State v. Brown
310 Neb. 224
Neb.2021Background
- Information charging Joshua J. Brown with first-degree assault filed Oct. 31, 2019; trial initially set for Feb. 2020 and later continued.
- Jan. 29, 2020: State's continuance (victim relocated) moved trial to Apr. 6 over Brown's objection.
- Mar. 23, 2020: District court sua sponte continued the trial to June 8 citing COVID‑19 public‑health concerns and ordered the period excluded from the statutory 6‑month speedy‑trial clock.
- May 29, 2020: Court again sua sponte continued the trial to Aug. 3 for the same pandemic reasons and excluded that period.
- Brown filed a motion for absolute discharge on July 31, 2020, asserting statutory and constitutional speedy‑trial violations; after a hearing the district court excluded 100 pandemic days plus 26 days for Brown’s pretrial motions, overruled the motion, and set the case for the next jury term.

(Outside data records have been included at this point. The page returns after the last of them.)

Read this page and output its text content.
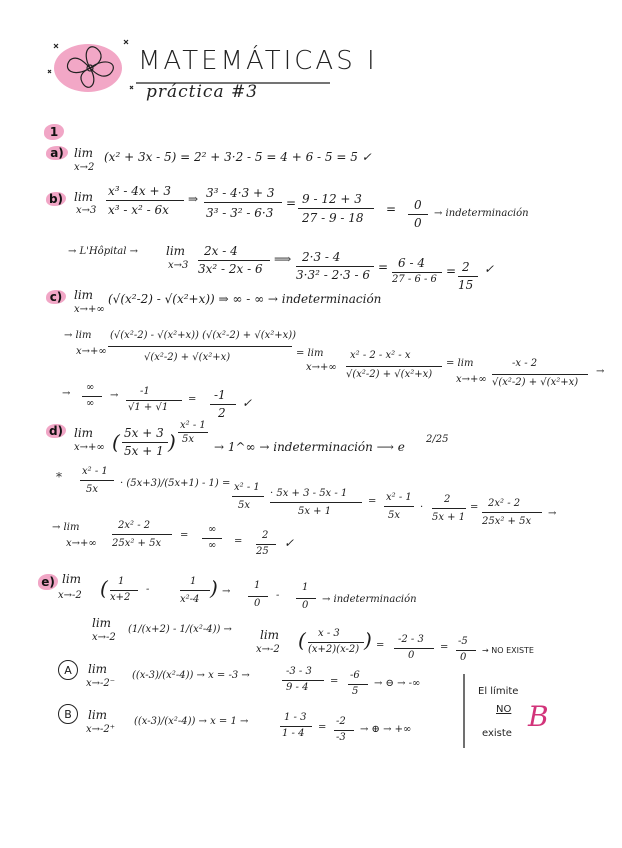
MATEMÁTICAS I
práctica #3
1
a) lim
x→2
(x² + 3x - 5) = 2² + 3·2 - 5 = 4 + 6 - 5 = 5 ✓
b) lim
x→3
x³ - 4x + 3
x³ - x² - 6x
⇒ 3³ - 4·3 + 3
3³ - 3² - 6·3
= 9 - 12 + 3
27 - 9 - 18
= 0
0
→ indeterminación
→ L'Hôpital → lim
x→3
2x - 4
3x² - 2x - 6
⟹ 2·3 - 4
3·3² - 2·3 - 6
= 6 - 4
27 - 6 - 6
= 2
15
✓
c) lim
x→+∞
(√(x²-2) - √(x²+x)) ⇒ ∞ - ∞ → indeterminación
→ lim
x→+∞
(√(x²-2) - √(x²+x)) (√(x²-2) + √(x²+x))
√(x²-2) + √(x²+x)	= lim
x→+∞
x² - 2 - x² - x
√(x²-2) + √(x²+x)
= lim
x→+∞
-x - 2
√(x²-2) + √(x²+x)
→
→
∞
∞
→ -1
√1 + √1
= -1
2
✓
d) lim
x→+∞ ( 5x + 3
5x + 1 )
x² - 1
5x
→ 1^∞ → indeterminación ⟶ e
2/25
* x² - 1
5x
· (5x+3)/(5x+1) - 1) = x² - 1
5x
· 5x + 3 - 5x - 1
5x + 1
= x² - 1
5x
·
2
5x + 1
= 2x² - 2
25x² + 5x
→
→ lim
x→+∞
2x² - 2
25x² + 5x
=
∞
∞ =
2
25
✓
e) lim
x→-2 ( 1
x+2
-
1
x²-4 ) →
1
0
-
1
0
→ indeterminación
lim
x→-2
(1/(x+2) - 1/(x²-4)) → lim
x→-2 ( x - 3
(x+2)(x-2) ) =
-2 - 3
0
=
-5
0
→ NO EXISTE
A	lim
x→-2⁻
((x-3)/(x²-4)) → x = -3 →	-3 - 3
9 - 4
=
-6
5
→ ⊖ → -∞
B	lim
x→-2⁺
((x-3)/(x²-4)) → x = 1 →	1 - 3
1 - 4
=
-2
-3
→ ⊕ → +∞
El límite
NO
existe
B
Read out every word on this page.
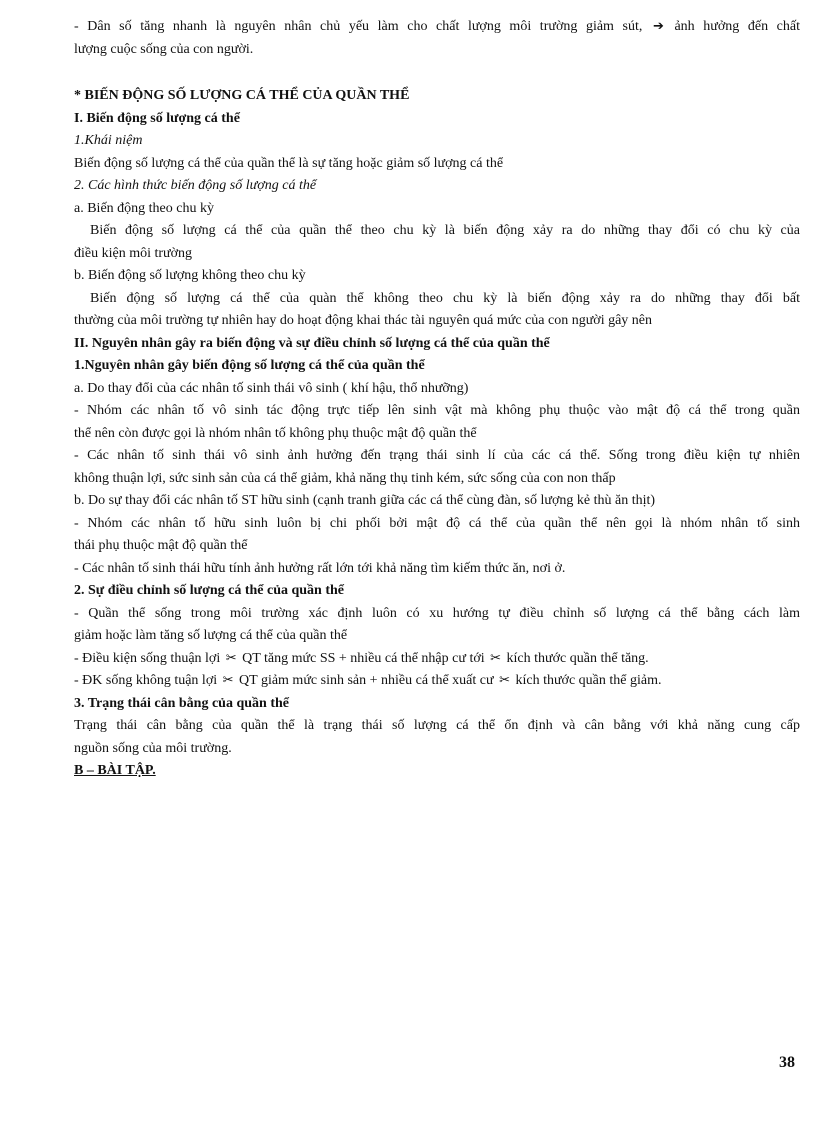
- Dân số tăng nhanh là nguyên nhân chủ yếu làm cho chất lượng môi trường giảm sút, ➔ ảnh hưởng đến chất

lượng cuộc sống của con người.

* BIẾN ĐỘNG SỐ LƯỢNG CÁ THỂ CỦA QUẦN THỂ

I. Biến động số lượng cá thể

1.Khái niệm

Biến động số lượng cá thể của quần thể là sự tăng hoặc giảm số lượng cá thể

2. Các hình thức biến động số lượng cá thể

a. Biến động theo chu kỳ

Biến động số lượng cá thể của quần thể theo chu kỳ là biến động xảy ra do những thay đổi có chu kỳ của

điều kiện môi trường

b. Biến động số lượng không theo chu kỳ

Biến động số lượng cá thể của quàn thể không theo chu kỳ là biến động xảy ra do những thay đổi bất

thường của môi trường tự nhiên hay do hoạt động khai thác tài nguyên quá mức của con người gây nên

II. Nguyên nhân gây ra biến động và sự điều chỉnh số lượng cá thể của quần thể

1.Nguyên nhân gây biến động số lượng cá thể của quần thể

a. Do thay đổi của các nhân tố sinh thái vô sinh ( khí hậu, thổ nhưỡng)

- Nhóm các nhân tố vô sinh tác động trực tiếp lên sinh vật mà không phụ thuộc vào mật độ cá thể trong quần

thể nên còn được gọi là nhóm nhân tố không phụ thuộc mật độ quần thể

- Các nhân tố sinh thái vô sinh ảnh hưởng đến trạng thái sinh lí của các cá thể. Sống trong điều kiện tự nhiên

không thuận lợi, sức sinh sản của cá thể giảm, khả năng thụ tinh kém, sức sống của con non thấp

b. Do sự thay đổi các nhân tố ST hữu sinh (cạnh tranh giữa các cá thể cùng đàn, số lượng kẻ thù ăn thịt)

- Nhóm các nhân tố hữu sinh luôn bị chi phối bởi mật độ cá thể của quần thể nên gọi là nhóm nhân tố sinh

thái phụ thuộc mật độ quần thể

- Các nhân tố sinh thái hữu tính ảnh hưởng rất lớn tới khả năng tìm kiếm thức ăn, nơi ở.

2. Sự điều chỉnh số lượng cá thể của quần thể

- Quần thể sống trong môi trường xác định luôn có xu hướng tự điều chỉnh số lượng cá thể bằng cách làm

giảm hoặc làm tăng số lượng cá thể của quần thể

- Điều kiện sống thuận lợi ✂ QT tăng mức SS + nhiều cá thể nhập cư tới ✂ kích thước quần thể tăng.

- ĐK sống không tuận lợi ✂ QT giảm mức sinh sản + nhiều cá thể xuất cư ✂ kích thước quần thể giảm.

3. Trạng thái cân bằng của quần thể

Trạng thái cân bằng của quần thể là trạng thái số lượng cá thể ổn định và cân bằng với khả năng cung cấp

nguồn sống của môi trường.

B – BÀI TẬP.

38
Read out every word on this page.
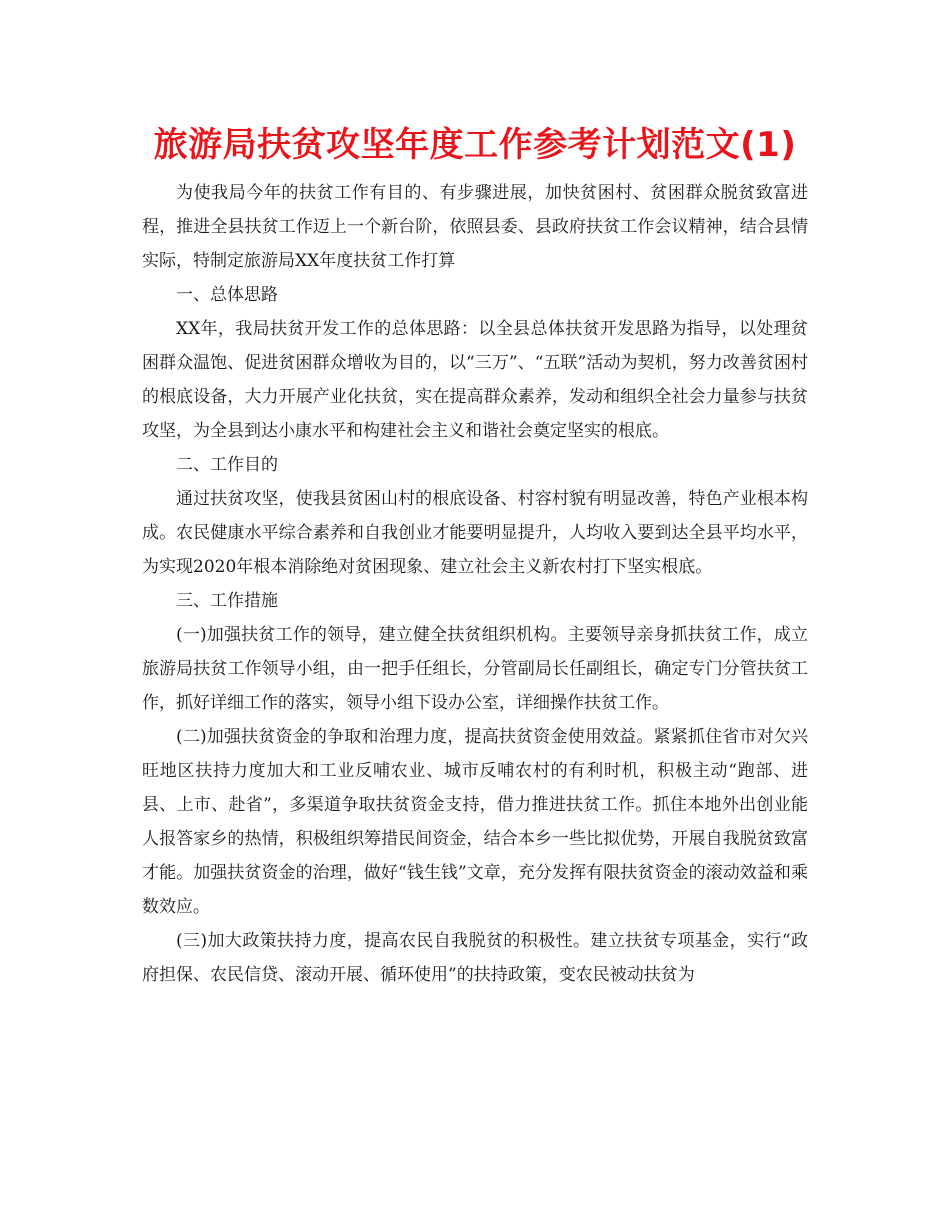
旅游局扶贫攻坚年度工作参考计划范文(1)

为使我局今年的扶贫工作有目的、有步骤进展，加快贫困村、贫困群众脱贫致富进程，推进全县扶贫工作迈上一个新台阶，依照县委、县政府扶贫工作会议精神，结合县情实际，特制定旅游局XX年度扶贫工作打算

一、总体思路

XX年，我局扶贫开发工作的总体思路：以全县总体扶贫开发思路为指导，以处理贫困群众温饱、促进贫困群众增收为目的，以“三万”、“五联”活动为契机，努力改善贫困村的根底设备，大力开展产业化扶贫，实在提高群众素养，发动和组织全社会力量参与扶贫攻坚，为全县到达小康水平和构建社会主义和谐社会奠定坚实的根底。

二、工作目的

通过扶贫攻坚，使我县贫困山村的根底设备、村容村貌有明显改善，特色产业根本构成。农民健康水平综合素养和自我创业才能要明显提升，人均收入要到达全县平均水平，为实现2020年根本消除绝对贫困现象、建立社会主义新农村打下坚实根底。

三、工作措施

(一)加强扶贫工作的领导，建立健全扶贫组织机构。主要领导亲身抓扶贫工作，成立旅游局扶贫工作领导小组，由一把手任组长，分管副局长任副组长，确定专门分管扶贫工作，抓好详细工作的落实，领导小组下设办公室，详细操作扶贫工作。

(二)加强扶贫资金的争取和治理力度，提高扶贫资金使用效益。紧紧抓住省市对欠兴旺地区扶持力度加大和工业反哺农业、城市反哺农村的有利时机，积极主动“跑部、进县、上市、赴省”，多渠道争取扶贫资金支持，借力推进扶贫工作。抓住本地外出创业能人报答家乡的热情，积极组织筹措民间资金，结合本乡一些比拟优势，开展自我脱贫致富才能。加强扶贫资金的治理，做好“钱生钱”文章，充分发挥有限扶贫资金的滚动效益和乘数效应。

(三)加大政策扶持力度，提高农民自我脱贫的积极性。建立扶贫专项基金，实行“政府担保、农民信贷、滚动开展、循环使用”的扶持政策，变农民被动扶贫为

- Nebraska Supreme Court affirmed: found pandemic continuances were supported by the record/judicial notice and excludable as good cause, and held Brown’s federal and state constitutional speedy‑trial rights were not violated.
Issues
| Issue | Plaintiff's Argument (State) | Defendant's Argument (Brown) | Held |
|---|---|---|---|
| Were the court's COVID‑19 continuances excludable as 'good cause' under §29‑1207(4)(f)? | Pandemic, public‑health orders, local health data, and evidence at the discharge hearing satisfied the State's burden to show good cause; court could take judicial notice. | Continuances were sua sponte and unsupported by contemporaneous evidence; court's statements alone cannot create statutory good cause. | Affirmed. Court found good cause existed; judicial notice plus hearing evidence supported exclusion of the pandemic delays. |
| Did the statutory 6‑month speedy‑trial period expire before Brown's discharge motion? | Proper calculation (exclude filing day, count 6 months, back up 1 day) and added excluded time left time on the clock after accounting for motions and pandemic exclusions. | Only the 26 days attributable to Brown's motions were excludable; no further exclusions applied, so the statutory period expired before July 31. | Affirmed. Court corrected the six‑month endpoint to April 30, then after excluding 26 days and 100 pandemic days the deadline extended past July 31, so discharge was not required. |
| Did the COVID‑19 delays violate Brown's Sixth Amendment and Neb. Const. speedy‑trial rights (Barker factors)? | Delays were for valid public‑health reasons, not a deliberate attempt to hinder defense; Brown was not incarcerated and showed no specific prejudice. | Brown objected early and invoked his right; the delay deprived him of a speedy trial and caused prejudice. | Affirmed. Applying Barker v. Wingo, court balanced the four factors and concluded no constitutional speedy‑trial violation. |
Key Cases Cited
- State v. Billingsley, 309 Neb. 616, 961 N.W.2d 539 (2021) (speedy‑trial time computation rule).
- State v. Coomes, 309 Neb. 749, 962 N.W.2d 510 (2021) (definition and case‑by‑case nature of 'good cause' under §29‑1207(4)(f)).
- State v. Estrada Comacho, 309 Neb. 494, 960 N.W.2d 739 (2021) (judicial notice of COVID‑19 orders and related procedural context).
- Barker v. Wingo, 407 U.S. 514 (1972) (Barker balancing test for constitutional speedy‑trial claims).
- State v. Lovvorn, 303 Neb. 844, 932 N.W.2d 64 (2019) (use of statutory speedy‑trial framework as a benchmark in constitutional analysis).
- United States v. Olsen, 995 F.3d 683 (9th Cir. 2021) (recognizing global pandemic as contextually significant for suspending jury trials).